By Russell Jones
A recent article showed that there has been a large increase in taxes on petrol in the last ten years. This article explains what happens to the largest component – the money that goes into the National Land Transport Fund (NLTF).
The NLTF has three funding sources; fuel excise duty ($1.8 bln in 2016/17), road user charges ($1.5 bln in 2016/17) and motor vehicle registration and licensing fees ($223 mln in 2016/17).
Revenue into it has grown strongly in recent years; increasing by +43% between the 2009/10 and 2016/17 financial years. This is an increase in real terms after accounting for the Producers Price Index – Heavy and Civil and Engineering Construction which increased by +18% between 2010 Q1 and 2017 Q1.
The NLTF is administered by the New Zealand Transport Agency with the following table showing the main expenditure items in the 2016/17 year.

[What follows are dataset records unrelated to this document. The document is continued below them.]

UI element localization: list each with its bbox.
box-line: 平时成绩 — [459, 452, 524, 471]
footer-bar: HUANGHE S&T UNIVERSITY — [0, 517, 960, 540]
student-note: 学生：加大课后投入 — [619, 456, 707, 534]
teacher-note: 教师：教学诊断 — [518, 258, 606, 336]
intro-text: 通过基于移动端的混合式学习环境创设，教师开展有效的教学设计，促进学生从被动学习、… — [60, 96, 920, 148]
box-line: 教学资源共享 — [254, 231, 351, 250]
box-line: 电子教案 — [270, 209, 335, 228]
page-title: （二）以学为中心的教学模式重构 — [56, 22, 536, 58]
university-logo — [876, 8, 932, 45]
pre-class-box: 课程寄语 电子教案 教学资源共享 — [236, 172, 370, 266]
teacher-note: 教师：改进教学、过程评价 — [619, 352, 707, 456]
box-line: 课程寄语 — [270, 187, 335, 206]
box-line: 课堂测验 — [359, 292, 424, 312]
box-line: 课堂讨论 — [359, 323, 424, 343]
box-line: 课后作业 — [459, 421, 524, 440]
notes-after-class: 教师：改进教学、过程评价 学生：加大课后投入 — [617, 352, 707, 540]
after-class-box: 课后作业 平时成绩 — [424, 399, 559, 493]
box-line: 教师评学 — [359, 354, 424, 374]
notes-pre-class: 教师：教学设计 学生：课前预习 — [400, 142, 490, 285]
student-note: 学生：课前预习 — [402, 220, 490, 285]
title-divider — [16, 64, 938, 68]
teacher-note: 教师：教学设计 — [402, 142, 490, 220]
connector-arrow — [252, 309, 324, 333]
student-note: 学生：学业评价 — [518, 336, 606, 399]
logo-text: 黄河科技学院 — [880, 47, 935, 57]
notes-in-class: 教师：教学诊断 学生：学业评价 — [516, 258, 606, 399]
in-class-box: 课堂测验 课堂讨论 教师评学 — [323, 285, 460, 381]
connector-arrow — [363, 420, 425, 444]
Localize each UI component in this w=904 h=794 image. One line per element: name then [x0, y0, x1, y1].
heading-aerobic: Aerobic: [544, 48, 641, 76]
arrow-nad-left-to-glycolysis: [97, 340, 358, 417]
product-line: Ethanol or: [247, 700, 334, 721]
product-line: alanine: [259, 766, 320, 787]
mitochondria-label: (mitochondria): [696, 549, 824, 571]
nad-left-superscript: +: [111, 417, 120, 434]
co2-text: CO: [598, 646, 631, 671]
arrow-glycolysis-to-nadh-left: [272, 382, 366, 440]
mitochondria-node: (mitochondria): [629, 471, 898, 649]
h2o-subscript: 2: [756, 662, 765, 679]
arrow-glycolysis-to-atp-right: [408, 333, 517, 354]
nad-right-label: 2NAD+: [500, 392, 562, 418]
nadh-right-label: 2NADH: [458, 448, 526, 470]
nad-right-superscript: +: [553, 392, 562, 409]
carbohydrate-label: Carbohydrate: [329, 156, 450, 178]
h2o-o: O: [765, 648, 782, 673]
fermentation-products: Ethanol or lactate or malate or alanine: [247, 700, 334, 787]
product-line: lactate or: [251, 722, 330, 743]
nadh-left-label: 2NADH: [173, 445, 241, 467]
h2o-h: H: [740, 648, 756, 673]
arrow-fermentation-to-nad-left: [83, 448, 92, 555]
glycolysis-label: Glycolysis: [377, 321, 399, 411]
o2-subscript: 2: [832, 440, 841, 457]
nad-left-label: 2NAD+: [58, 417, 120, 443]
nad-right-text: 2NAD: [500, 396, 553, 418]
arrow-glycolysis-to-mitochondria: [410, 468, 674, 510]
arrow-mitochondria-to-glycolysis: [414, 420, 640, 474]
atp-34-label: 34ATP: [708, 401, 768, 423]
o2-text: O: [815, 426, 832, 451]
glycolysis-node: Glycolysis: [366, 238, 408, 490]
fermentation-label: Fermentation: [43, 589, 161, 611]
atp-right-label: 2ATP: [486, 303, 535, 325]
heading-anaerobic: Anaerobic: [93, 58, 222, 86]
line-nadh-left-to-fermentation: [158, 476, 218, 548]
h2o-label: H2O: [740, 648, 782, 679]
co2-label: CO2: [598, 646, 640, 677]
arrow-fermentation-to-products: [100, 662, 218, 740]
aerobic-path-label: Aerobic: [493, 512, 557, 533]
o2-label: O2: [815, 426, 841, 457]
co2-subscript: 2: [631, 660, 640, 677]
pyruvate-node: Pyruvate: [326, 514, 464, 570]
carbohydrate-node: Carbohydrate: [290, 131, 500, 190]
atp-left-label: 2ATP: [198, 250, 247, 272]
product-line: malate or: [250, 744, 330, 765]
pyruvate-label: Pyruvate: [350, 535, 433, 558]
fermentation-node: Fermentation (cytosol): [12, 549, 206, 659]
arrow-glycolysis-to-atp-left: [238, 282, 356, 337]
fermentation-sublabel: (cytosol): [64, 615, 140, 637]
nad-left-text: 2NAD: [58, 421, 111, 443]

|Walking and cycling||42||1.2%|
|Road safety promotion||33||1.0%|
|Local road improvements||141||4.1%|
|Local road maintenance||595||17.5%|
|State highway improvements||1,256||36.9%|
|State highway maintenance||552||16.2%|
Source: National Land Transport Fund Annual report 2017.
Long term funding classes are not included, which probably includes the two roads being built as Public / Private partnerships; Transmission Gully and Puhoi to Warkworth. The small revenue from toll roads (Northern Gateway, Tauranga Eastern Link, Takitimu Drive) is not included. It should be noted that some of these categories also have local funding by Councils from rates.
Raising money through fuel taxation has the advantage that it’s relatively cheap and easy to collect as well as being difficult to avoid. Other alternatives include distance based charges (such as Road User charges) and tolling a road. These alternatives have the advantage of tying the charge more closely to the amount of use and in the case of tolling the cost of the project. It should be noted that the current toll roads in New Zealand have an alternative free route and that the tolls don’t usually fund the full cost of the road.
A drawback of petrol taxation is that it collects money from everyone who uses petrol, except for those who get a rebate. This means that boat, aircraft, garden machinery and other petrol consumers are paying towards land transport infrastructure they get no benefit from.
GST is charged on these taxes, adding another $0.5 bln to the price. That is on top of the GST charged on the non-tax costs. This is almost another $1 bln. That totals about $1.5 bln per year in GST. None of that goes into the NLTF.